Ratings director at the company Anthony Walker said Melbourne would be hard hit.
“We think Sydney and Melbourne are two markets that are likely to drop by more than 10 per cent, but Melbourne is weaker as population growth tumbles,” he told Australian Financial Review.
“Victoria’s population has been growing by around 1.6 per cent annually over the last 15 years.
“However, it’s forecast to rise by just 0.6 per cent next year – that’s 1 per cent lower than it has for the last 100 years.
“It’s the lowest population growth since 1917, so the housing demand from migrants is going to collapse, as well as the demand from everyone who’s in the country already because of the job situation.”

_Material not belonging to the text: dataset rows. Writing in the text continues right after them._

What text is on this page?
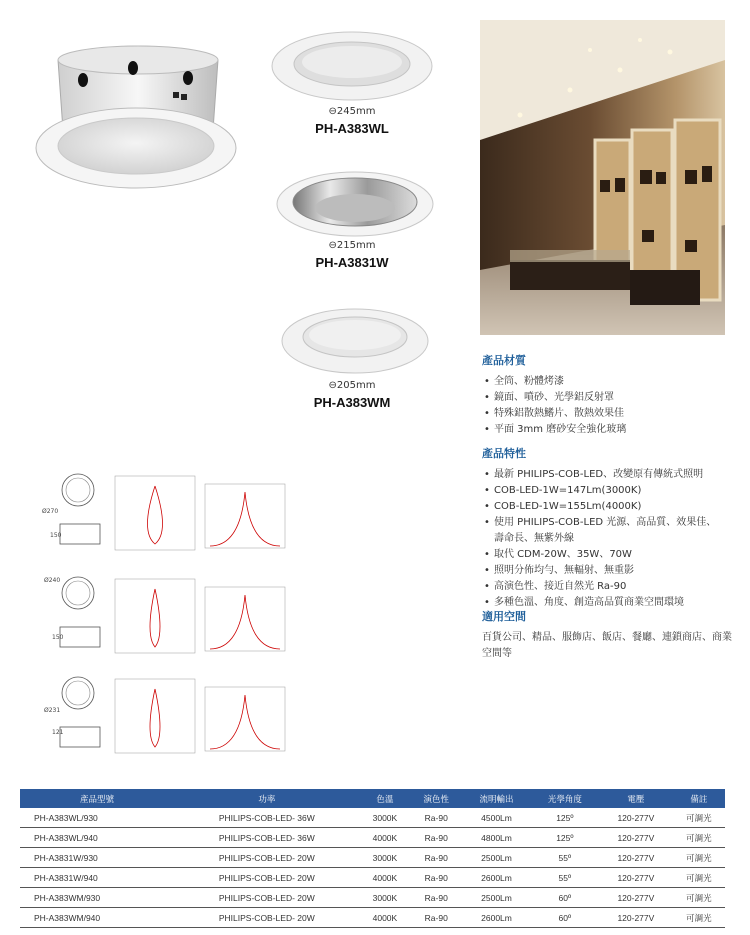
⊖245mm
PH-A383WL
⊖215mm
PH-A3831W
⊖205mm
PH-A383WM
產品材質
• 全筒、粉體烤漆
• 鏡面、噴砂、光學鋁反射罩
• 特殊鋁散熱鰭片、散熱效果佳
• 平面 3mm 磨砂安全強化玻璃
產品特性
• 最新 PHILIPS-COB-LED、改變原有傳統式照明
• COB-LED-1W=147Lm(3000K)
• COB-LED-1W=155Lm(4000K)
• 使用 PHILIPS-COB-LED 光源、高品質、效果佳、
壽命長、無紫外線
• 取代 CDM-20W、35W、70W
• 照明分佈均勻、無輻射、無重影
• 高演色性、接近自然光 Ra-90
• 多種色溫、角度、創造高品質商業空間環境
適用空間
百貨公司、精品、服飾店、飯店、餐廳、連鎖商店、商業空間等
Ø270
150
Ø240
150
Ø231
121
產品型號	功率	色溫	演色性	流明輸出	光學角度	電壓	備註
PH-A383WL/930	PHILIPS-COB-LED- 36W	3000K	Ra-90	4500Lm	125º	120-277V	可調光
PH-A383WL/940	PHILIPS-COB-LED- 36W	4000K	Ra-90	4800Lm	125º	120-277V	可調光
PH-A3831W/930	PHILIPS-COB-LED- 20W	3000K	Ra-90	2500Lm	55º	120-277V	可調光
PH-A3831W/940	PHILIPS-COB-LED- 20W	4000K	Ra-90	2600Lm	55º	120-277V	可調光
PH-A383WM/930	PHILIPS-COB-LED- 20W	3000K	Ra-90	2500Lm	60º	120-277V	可調光
PH-A383WM/940	PHILIPS-COB-LED- 20W	4000K	Ra-90	2600Lm	60º	120-277V	可調光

JobKeeper is helping to ensure people can keep paying their mortgages, and is set to be extended at least in part, but there are questions around what will happen to mortgage arrears when it is reduced or cut off.
Director of structured finance at S&P Erin Kitson spoke to AFR.
“We expect than many borrowers will remain distressed when the forbearance and government support end,” she said.
“We expect arrears might peak higher during COVID-19 compared to the 1.69 per cent level we saw during the GFC because the forecast unemployment rate at around 7.5 per cent is larger.
“Investors may face difficulty refinancing their loans if rents continue to fall.”
“We expect to see arrears in areas and states where the path to economic recovery is taking longer, for example Victoria, top be more elevated when they eventually surface, which is more likely to be around the first quarter of 2021.”
For many, 2021 can’t come soon enough.